Afghanistan - Giant flying reptile fossil has been discovered on the Scottish island

Winged reptiles are known as pterosaurs — airplane-size creatures that swooped through the skies as dinosaurs walked the Earth — were the first vertebrate animals to evolve powered flight.
A spectacular three-dimensional fossil of one previously unknown pterosaur has been discovered on the shore of the Isle of Skye, off the west coast of Scotland.
With a wingspan of more than 2.5 meters (8.2 feet), it's the biggest pterosaur ever discovered from the Jurassic period and last flapped its wings 170 million years ago. Its sharp teeth, which would have snapped up fish, still retain their shiny enamel.

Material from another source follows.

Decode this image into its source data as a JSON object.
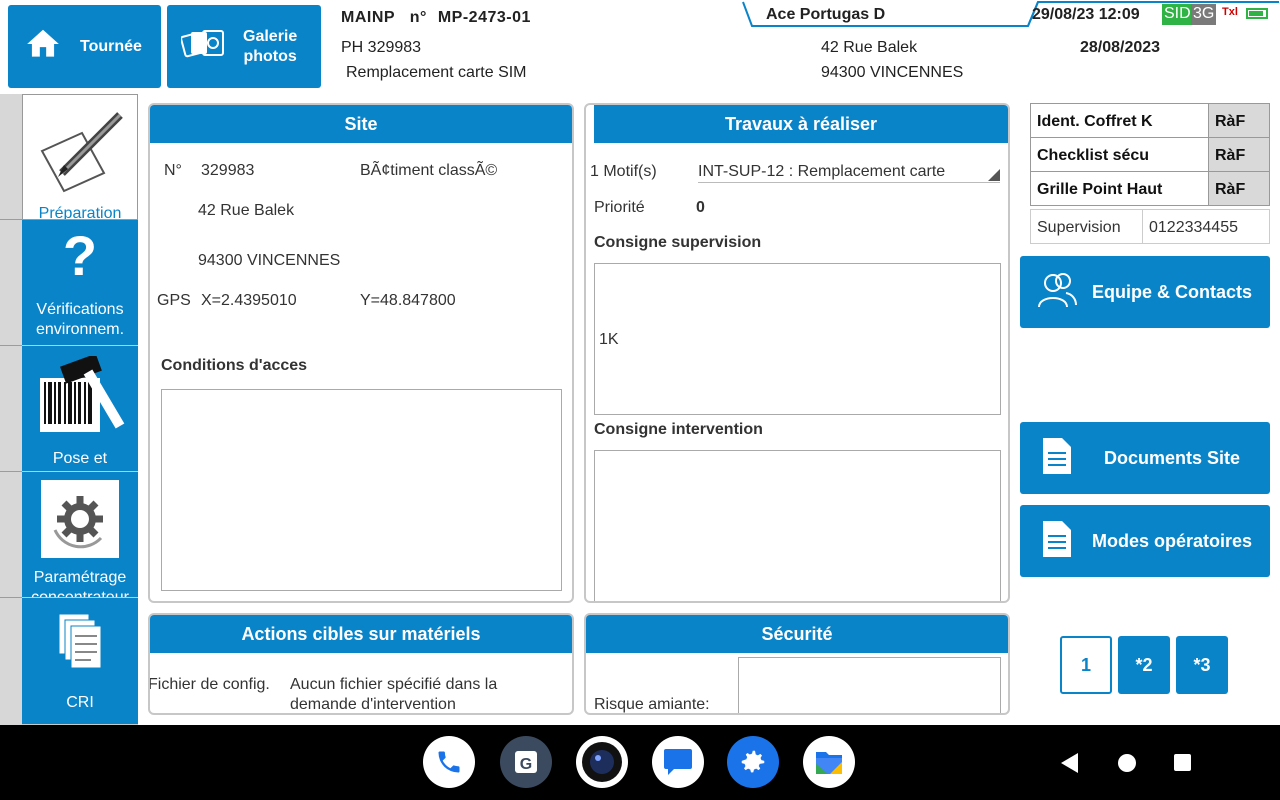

In the Cretaceous period, immediately before the asteroid strike that wiped out the dinosaurs 66 million years ago, pterosaurs like Quetzalcoatlus reached the size of fighter jets, with a 12-meter (40-foot) wingspan.
However, this fossil discovery confirms pterosaurs, sometimes popularly known as pterodactyls, were already very large much earlier in their evolutionary history.
“Pterosaurs preserved in such quality are exceedingly rare and are usually reserved to select rock formations in Brazil and China. And yet, an enormous superbly preserved pterosaur emerged from a tidal platform in Scotland,” said Natalia Jagielska, a doctoral student at the University of Edinburgh. She was the lead author of a paper on the fossil that was published Tuesday in the journal Current Biology.